町家でよく見かける2階の天井が低く下屋と大屋根の間の壁が狭い厨子二階(つしにかい)の民家の外観を再現する事が建築主から与えられた絶対条件でした。「厨子二階の見た目がほしいだけなので、2階が使えなくても、実際は2階が無くて天井裏になっていても構わないので大屋根は絶対低くして欲しい」と仰るほど強い要望です。

とは言え、本当に見た目だけのために巨大な空間を無駄にするのはあまりにも勿体無いですし、古い民家のように物置にするとしても2階まで梯子というわけにはいかずどうしても階段を架けることになりこれも無駄が多くなってしまいます。そこで、構造的に工夫をして2階にも居室を確保しました。
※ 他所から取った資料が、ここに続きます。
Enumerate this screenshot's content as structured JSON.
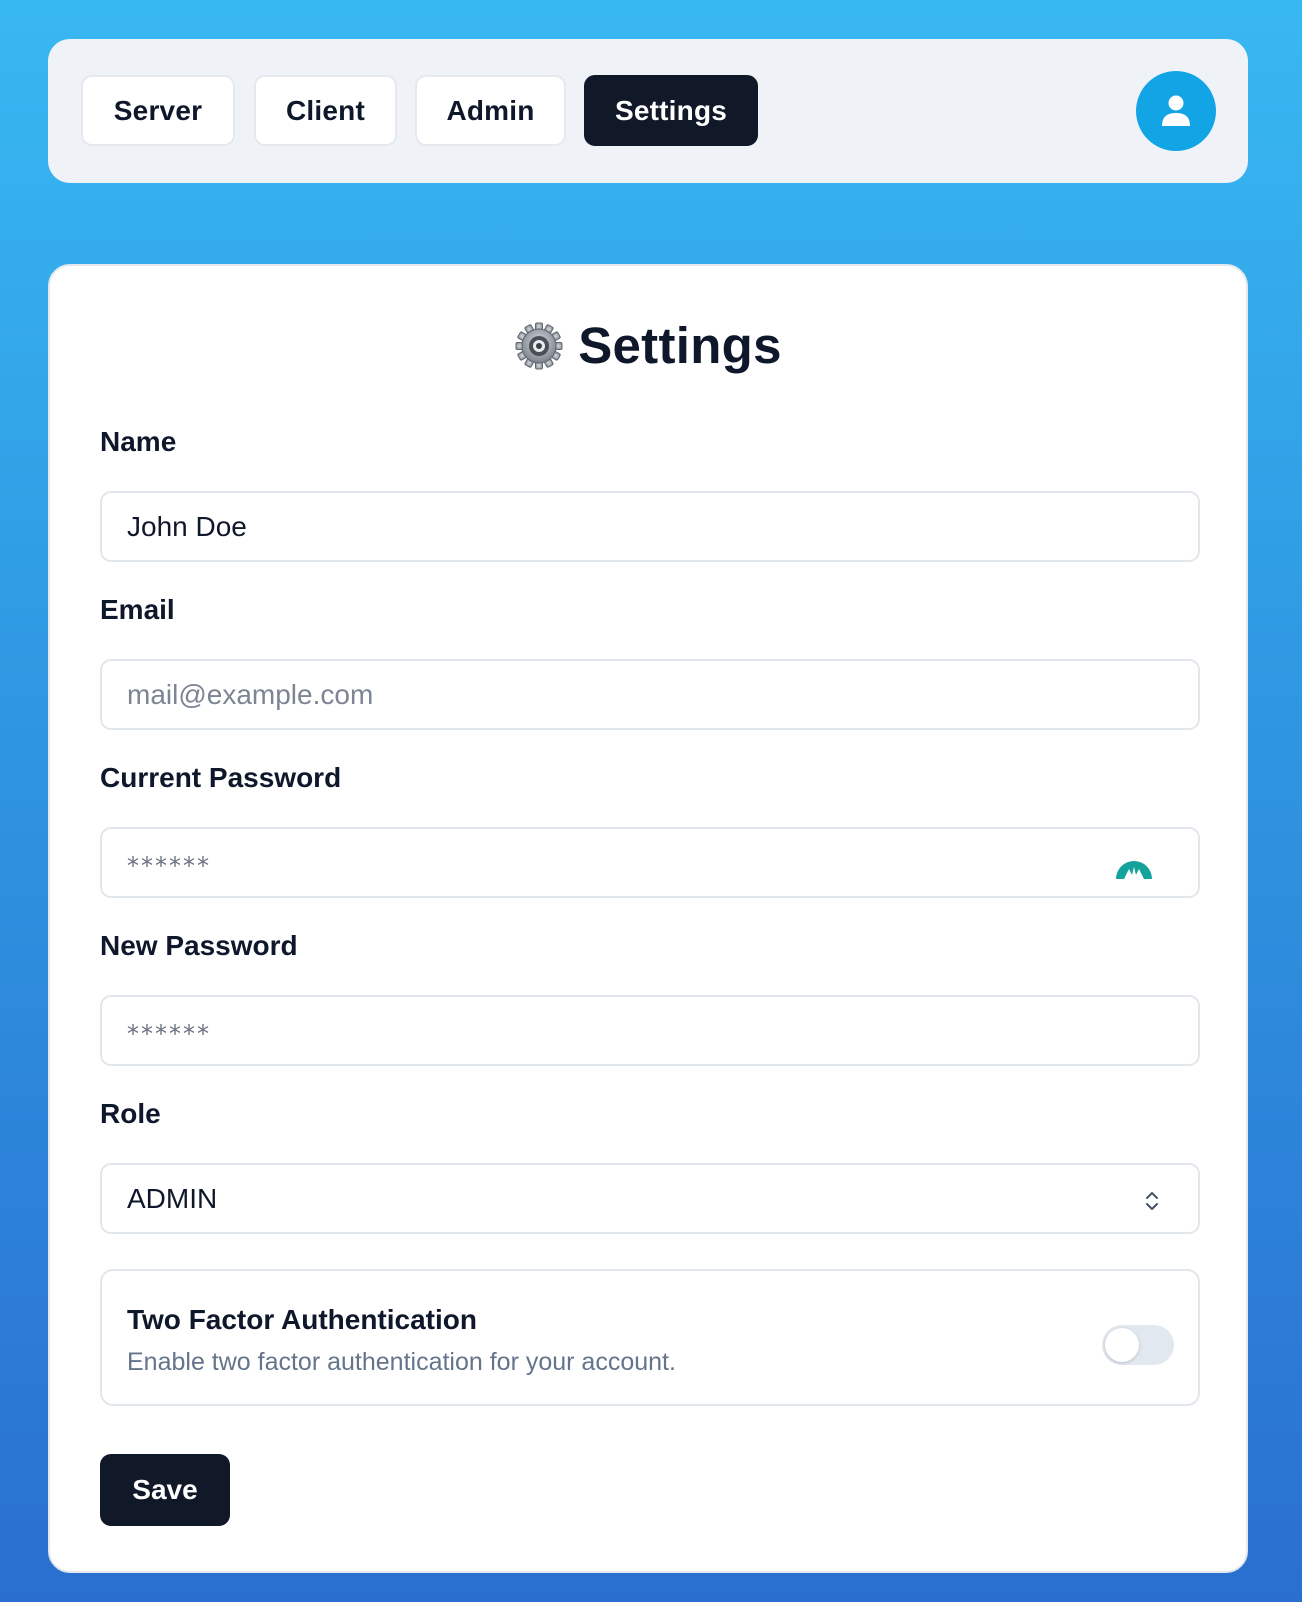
{
  "nav": {
    "tabs": [
      {
        "label": "Server",
        "active": false
      },
      {
        "label": "Client",
        "active": false
      },
      {
        "label": "Admin",
        "active": false
      },
      {
        "label": "Settings",
        "active": true
      }
    ],
    "avatar_icon": "user-icon"
  },
  "settings": {
    "title": "Settings",
    "title_icon": "gear-icon",
    "fields": {
      "name": {
        "label": "Name",
        "value": "John Doe",
        "placeholder": ""
      },
      "email": {
        "label": "Email",
        "value": "",
        "placeholder": "mail@example.com"
      },
      "current_password": {
        "label": "Current Password",
        "masked": "******",
        "icon": "password-manager-icon"
      },
      "new_password": {
        "label": "New Password",
        "masked": "******"
      },
      "role": {
        "label": "Role",
        "selected": "ADMIN"
      }
    },
    "two_factor": {
      "title": "Two Factor Authentication",
      "description": "Enable two factor authentication for your account.",
      "enabled": false
    },
    "save_label": "Save"
  },
  "colors": {
    "accent": "#13a4e6",
    "dark": "#111827",
    "password_icon": "#14a39b"
  }
}
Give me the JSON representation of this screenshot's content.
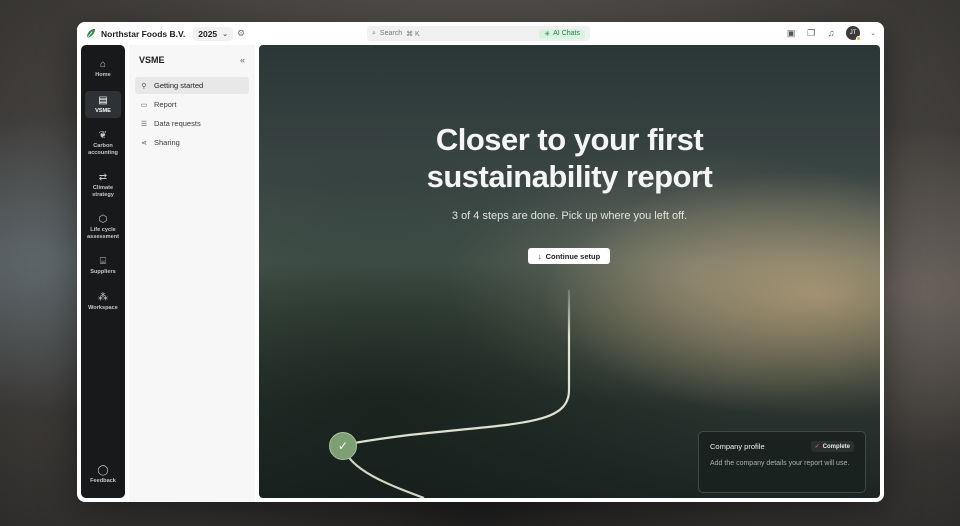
{
  "app": {
    "org_name": "Northstar Foods B.V.",
    "year": "2025",
    "search_placeholder": "Search",
    "search_shortcut": "⌘ K",
    "ai_chat_label": "AI Chats",
    "avatar_initials": "JT"
  },
  "rail": {
    "items": [
      {
        "label": "Home",
        "icon": "home-icon"
      },
      {
        "label": "VSME",
        "icon": "report-icon"
      },
      {
        "label": "Carbon accounting",
        "icon": "leaf-icon"
      },
      {
        "label": "Climate strategy",
        "icon": "route-icon"
      },
      {
        "label": "Life cycle assessment",
        "icon": "box-icon"
      },
      {
        "label": "Suppliers",
        "icon": "store-icon"
      },
      {
        "label": "Workspace",
        "icon": "workspace-icon"
      }
    ],
    "feedback_label": "Feedback"
  },
  "sidenav": {
    "title": "VSME",
    "items": [
      {
        "label": "Getting started",
        "icon": "link-icon"
      },
      {
        "label": "Report",
        "icon": "document-icon"
      },
      {
        "label": "Data requests",
        "icon": "list-icon"
      },
      {
        "label": "Sharing",
        "icon": "share-icon"
      }
    ]
  },
  "hero": {
    "title_line1": "Closer to your first",
    "title_line2": "sustainability report",
    "subtitle": "3 of 4 steps are done. Pick up where you left off.",
    "cta_label": "Continue setup"
  },
  "card": {
    "title": "Company profile",
    "status": "Complete",
    "description": "Add the company details your report will use."
  },
  "colors": {
    "rail_bg": "#17191b",
    "accent_green": "#7c9f73",
    "ai_chip_bg": "#d8f3df"
  }
}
天井が低くてよいトイレや洗面、キッチンなどを1か所に集めその部分の階高を限界まで低くした分を2階の空間の高さに充てています。

恒屋の家の外観

古民家の中でも町家(商人の家)の雰囲気に近づけるため、純白の漆喰壁に腰板を回しています。腰板も周囲に良く見られる焼き杉ではなく、自然オイル塗りで黒(濃い焦げ茶)を表現しています。2階の窓は予算の関係で漆喰を塗りまわした虫籠窓とはいきませんでしたが、木製の出格子をはめ込むことができました。

インテリアは玄関と座敷はできるだけ田舎の雰囲気を重視しましたが、リビングやプライベートルームは奥様の意見を尊重し田舎の雰囲気を和らげつつ月桃紙と木などの自然素材を利用し素朴ですっきりとした空間としました。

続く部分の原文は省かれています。